On August 9, PAVE shot off an email to supporters, warning about a supposed risk of going back to school.
“As our kids return to in-person learning, e-cigarette use may not feel like our biggest concern,” the message reads, with unintended understatement. “But the youth vaping epidemic rages on, with almost 4 million middle- and high-schoolers vaping, the majority of them using flavors. Back among their peers, with COVID-fueled anxiety on the rise, kids will have much easier access to these dangerous devices.”
Evidence keeps emerging that prohibiting the sale of flavored vaping products actually makes youth smoking rates go up.
The group then asks you to click a button to send a pre-written message to the FDA, asking the agency to strip flavored vaping products—including menthol—from the market.

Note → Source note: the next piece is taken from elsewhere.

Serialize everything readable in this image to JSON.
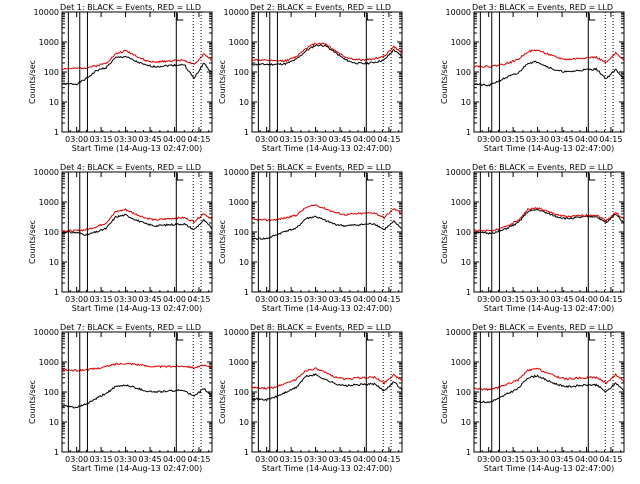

Whatever the intentions behind it, that strategy’s success appears to be producing a consequence to make PAVE and its allies shudder: Evidence keeps emerging that prohibiting the sale of flavored vaping products actually makes youth smoking rates go up. That is, teens are responding to the prohibitions by turning to far more-harmful cigarettes. (Neither PAVE nor CTFK responded to Filter’s requests for comment by publication time.)
Now, a new study suggests that if “vape product sales were restricted to tobacco flavors,” one-third of US vapers aged 18 to 34 say they’ll switch to smoking. The authors of the paper, published in Nicotine & Tobacco Research, analyzed data from February to May 2020—representing 2,159 young adults in Atlanta, Boston, Minneapolis, Oklahoma City, San Diego and Seattle—to examine support for e-cigarette sales restrictions, and the perceived impacts of flavor bans and outright vaping bans.
Their findings should be an immediate cause for concern. Because just as the children of these fearful parents and activists are stepping back into the classroom, the FDA is set to rule, by September 9, on the premarket tobacco product applications (PMTAs) of at least some vaping manufacturers. Its decisions have the potential to create the conditions for a mass switch to smoking.
Although it’s conjecture at this point, many tobacco control and public health experts suspect that the FDA will authorize some products, dealing with the largest companies first. With that approval comes the designation that those products are “appropriate for the protection for public health,” a clunky phrase with incredible implications for the future of safer nicotine alternatives in the United States: Approval would mean that the FDA has greenlit these vapor products as being a net positive in public health terms.
According to Dr. Charles Gardner, the executive director of INNCO, a global nonprofit that supports the rights and well-being of adults who use safer nicotine, the FDA’s impending deadline will be “like watching an unstoppable object hit an immovable wall.”
“The FDA must know flavor bans will increase teen, young adult, and older adult smoking,” he told Filter.
“In general, the FDA does not comment on specific studies, but evaluates them as part of the body of evidence to further our understanding about a particular issue and assist in our mission to protect public health,” an FDA spokesperson told Filter.
So far, it has been much easier for prohibition-minded lobbyists and advocates to push for flavor bans on the state and local levels, where they appear to wield much more power. Countless major cities—San Francisco and New York City, for instance—have banned the sale of flavored vaping products already, and some draconian policy seems to emerge in a different town every other day.
On top of the recent Nicotine & Tobacco Research study, two similar articles were released in leading academic journals over the past few months: One study published in JAMA Pediatrics found that following San Francisco’s ban on flavored vapes and tobacco products, teens in the city’s high schools were more likely to take up smoking than those in other US school districts; the other, also in Nicotine & Tobacco Research, suggests that teens who vape would likely be smoking cigarettes instead if vapes had never become available.
Despite this growing data, the FDA knows, Gardner said, that “all hell will break loose if they authorize flavors as ‘appropriate for the protection of public health.’”
“The Truth Initiative and the Bloomberg-funded Campaign for Tobacco-Free Kids have staked their reputations on the public health benefits of flavor bans,” he continued. “And many key leaders in the US Congress believe them.”
Both INNCO and The Influence Foundation, which operates Filter, have received grants from the Foundation for a Smoke-Free World.